ActualitéClassé sous :Volcan , Eruption , Hunga Tonga-Hunga Ha’apai

[EN VIDÉO] Éruption explosive aux îles Tonga  L'éruption du volcan Hunga Tonga-Hunga Ha’Apai a produit des explosions très violentes et des colonnes de cendres de 20 à 30 kilomètres de haut. 

Une éruption volcanique, ça peut avoir de lourdes conséquences. Sur Terre. Mais aussi dans l'espace, nous révèlent aujourd'hui des chercheurs de la Nasa après avoir analysé les données recueillies après l'éruption spectaculaire du volcan des Tonga en janvier dernier.

Le 15 janvier dernier, le volcan sous-marin Hunga Tonga-Hunga Ha'apai entrait en éruption. L'événement a propagé un tsunami dans tout l'océan Pacifique. Le bruit de l'éruption a été entendu jusqu'en Alaska. À plus de 8.500 kilomètres de là. Sa colonne éruptive -- comprenez, le nuage de gaz volcanique chaud et de téphras qui s'élève au-dessus d'un volcan en éruption --, a atteint les 30 kilomètres d'altitude. Aujourd'hui, des chercheurs de la Nasa nous apprennent que des effets de cette éruption ont été enregistrés jusque dans l'espace.

Des observations satellite montrent que l'éruption volcanique a créé d'importantes perturbations de pression dans l'atmosphère. Donnant naissance à des vents violents. Des vents qui ont accéléré au fur et à mesure qu'ils montaient en altitude. Lorsqu'ils ont atteint l'ionosphère -- une couche de notre atmosphère située entre 60 et 1.000 kilomètres d'altitude --, la mission Ionospheric Connection Explorer (Icon), de passage au-dessus de l'Amérique du Sud, les a enregistrés à des vitesses de plus de 720 km/h.

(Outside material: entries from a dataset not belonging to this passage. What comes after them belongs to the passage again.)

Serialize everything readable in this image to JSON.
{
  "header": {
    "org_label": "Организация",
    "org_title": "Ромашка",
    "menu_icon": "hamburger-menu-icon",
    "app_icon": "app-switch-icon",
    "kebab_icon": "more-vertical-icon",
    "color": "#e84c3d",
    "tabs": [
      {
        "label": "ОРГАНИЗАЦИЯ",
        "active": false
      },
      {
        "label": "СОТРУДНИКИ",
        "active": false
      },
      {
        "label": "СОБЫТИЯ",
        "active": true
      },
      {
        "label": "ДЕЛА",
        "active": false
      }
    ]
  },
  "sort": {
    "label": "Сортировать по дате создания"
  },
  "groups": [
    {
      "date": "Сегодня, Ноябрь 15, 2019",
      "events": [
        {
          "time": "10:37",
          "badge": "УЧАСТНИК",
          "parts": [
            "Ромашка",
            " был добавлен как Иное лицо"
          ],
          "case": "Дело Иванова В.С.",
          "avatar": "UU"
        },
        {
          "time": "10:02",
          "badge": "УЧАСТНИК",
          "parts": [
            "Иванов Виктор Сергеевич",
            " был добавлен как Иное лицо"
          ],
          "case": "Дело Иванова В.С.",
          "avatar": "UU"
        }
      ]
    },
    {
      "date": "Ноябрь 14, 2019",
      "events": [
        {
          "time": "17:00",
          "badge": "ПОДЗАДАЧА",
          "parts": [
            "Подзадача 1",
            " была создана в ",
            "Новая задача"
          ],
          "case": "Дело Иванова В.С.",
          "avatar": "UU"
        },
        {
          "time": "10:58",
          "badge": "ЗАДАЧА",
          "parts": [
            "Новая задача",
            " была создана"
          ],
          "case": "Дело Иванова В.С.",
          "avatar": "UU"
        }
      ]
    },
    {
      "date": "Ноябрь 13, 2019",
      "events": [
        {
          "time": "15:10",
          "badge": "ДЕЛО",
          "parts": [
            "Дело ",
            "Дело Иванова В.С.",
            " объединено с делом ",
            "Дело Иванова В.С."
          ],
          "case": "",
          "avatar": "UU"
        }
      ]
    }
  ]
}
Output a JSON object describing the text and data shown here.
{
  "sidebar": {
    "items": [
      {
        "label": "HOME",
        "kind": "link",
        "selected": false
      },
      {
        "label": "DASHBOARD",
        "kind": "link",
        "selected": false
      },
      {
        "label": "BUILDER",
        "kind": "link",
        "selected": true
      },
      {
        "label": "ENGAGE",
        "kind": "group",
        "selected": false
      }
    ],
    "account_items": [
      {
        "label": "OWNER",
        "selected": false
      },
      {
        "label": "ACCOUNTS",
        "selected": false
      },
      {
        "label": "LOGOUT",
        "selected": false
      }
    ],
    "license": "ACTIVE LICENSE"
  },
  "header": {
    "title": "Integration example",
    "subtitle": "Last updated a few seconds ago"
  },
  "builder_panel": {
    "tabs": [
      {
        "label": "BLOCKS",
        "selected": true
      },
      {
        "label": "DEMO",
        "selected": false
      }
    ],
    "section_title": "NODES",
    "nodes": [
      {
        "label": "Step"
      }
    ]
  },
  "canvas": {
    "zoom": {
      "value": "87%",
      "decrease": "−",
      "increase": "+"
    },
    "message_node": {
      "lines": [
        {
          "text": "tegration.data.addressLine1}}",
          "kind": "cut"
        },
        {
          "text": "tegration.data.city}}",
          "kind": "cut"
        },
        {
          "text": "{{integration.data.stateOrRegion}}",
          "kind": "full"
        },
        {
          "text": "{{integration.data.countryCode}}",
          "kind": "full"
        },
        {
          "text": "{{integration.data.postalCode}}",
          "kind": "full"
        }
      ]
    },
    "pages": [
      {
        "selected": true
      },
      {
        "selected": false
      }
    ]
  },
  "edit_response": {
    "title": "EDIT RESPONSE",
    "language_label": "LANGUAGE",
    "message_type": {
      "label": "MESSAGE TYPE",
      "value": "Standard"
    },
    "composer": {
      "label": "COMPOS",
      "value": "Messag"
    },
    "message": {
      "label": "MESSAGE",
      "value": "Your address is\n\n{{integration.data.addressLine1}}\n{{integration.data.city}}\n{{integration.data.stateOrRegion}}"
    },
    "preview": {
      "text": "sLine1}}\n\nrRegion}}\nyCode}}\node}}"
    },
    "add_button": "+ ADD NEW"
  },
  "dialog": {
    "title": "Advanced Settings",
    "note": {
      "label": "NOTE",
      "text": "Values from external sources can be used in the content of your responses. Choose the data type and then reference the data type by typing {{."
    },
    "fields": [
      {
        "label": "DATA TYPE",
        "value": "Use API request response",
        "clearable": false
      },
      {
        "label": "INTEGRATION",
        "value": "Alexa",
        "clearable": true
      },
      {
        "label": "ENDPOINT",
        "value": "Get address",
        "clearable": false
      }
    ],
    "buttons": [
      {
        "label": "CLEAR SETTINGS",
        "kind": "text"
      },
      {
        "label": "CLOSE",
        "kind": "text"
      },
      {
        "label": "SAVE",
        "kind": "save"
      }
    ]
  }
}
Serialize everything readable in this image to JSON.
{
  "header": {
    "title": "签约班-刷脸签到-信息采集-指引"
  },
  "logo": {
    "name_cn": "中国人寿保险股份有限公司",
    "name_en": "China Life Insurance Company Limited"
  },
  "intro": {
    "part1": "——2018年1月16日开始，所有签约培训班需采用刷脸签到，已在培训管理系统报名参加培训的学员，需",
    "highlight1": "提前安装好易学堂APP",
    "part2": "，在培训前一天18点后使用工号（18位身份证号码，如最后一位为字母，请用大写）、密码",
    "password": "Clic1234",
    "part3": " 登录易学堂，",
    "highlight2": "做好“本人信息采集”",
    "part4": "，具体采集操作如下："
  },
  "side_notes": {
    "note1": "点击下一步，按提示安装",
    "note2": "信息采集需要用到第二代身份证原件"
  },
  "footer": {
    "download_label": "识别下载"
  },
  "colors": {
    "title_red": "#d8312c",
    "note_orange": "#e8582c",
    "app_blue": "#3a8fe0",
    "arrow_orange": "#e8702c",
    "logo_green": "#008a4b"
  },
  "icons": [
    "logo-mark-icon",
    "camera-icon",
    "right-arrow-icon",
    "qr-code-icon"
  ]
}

Tout simplement, les vents les plus violents enregistrés par la mission au-dessus de 200 kilomètres d'altitude.

Certains des effets de l’éruption du volcan Hunga Tonga-Hunga Ha'apai sont résumés ici. Comme ceux détectés par les missions Icon (Nasa) et Swarm (ESA). © Mary Pat Hrybyk-Keith, Nasa’s Goddard Space Flight Center

L’ionosphère impactée de tous les côtés

Ces vents extrêmes ont également affecté les courants électriques qui circulent dans l'ionosphère. Ces courants -- classiquement alimentés par les vents de la basse atmosphère -- ont ainsi atteint cinq fois leur puissance crête normale. Ils ont aussi radicalement changé de direction. Se mettant à s'écouler vers l'ouest sur une courte période. Jusqu'alors, seules de fortes tempêtes géomagnétiques avaient pu avoir un tel effet.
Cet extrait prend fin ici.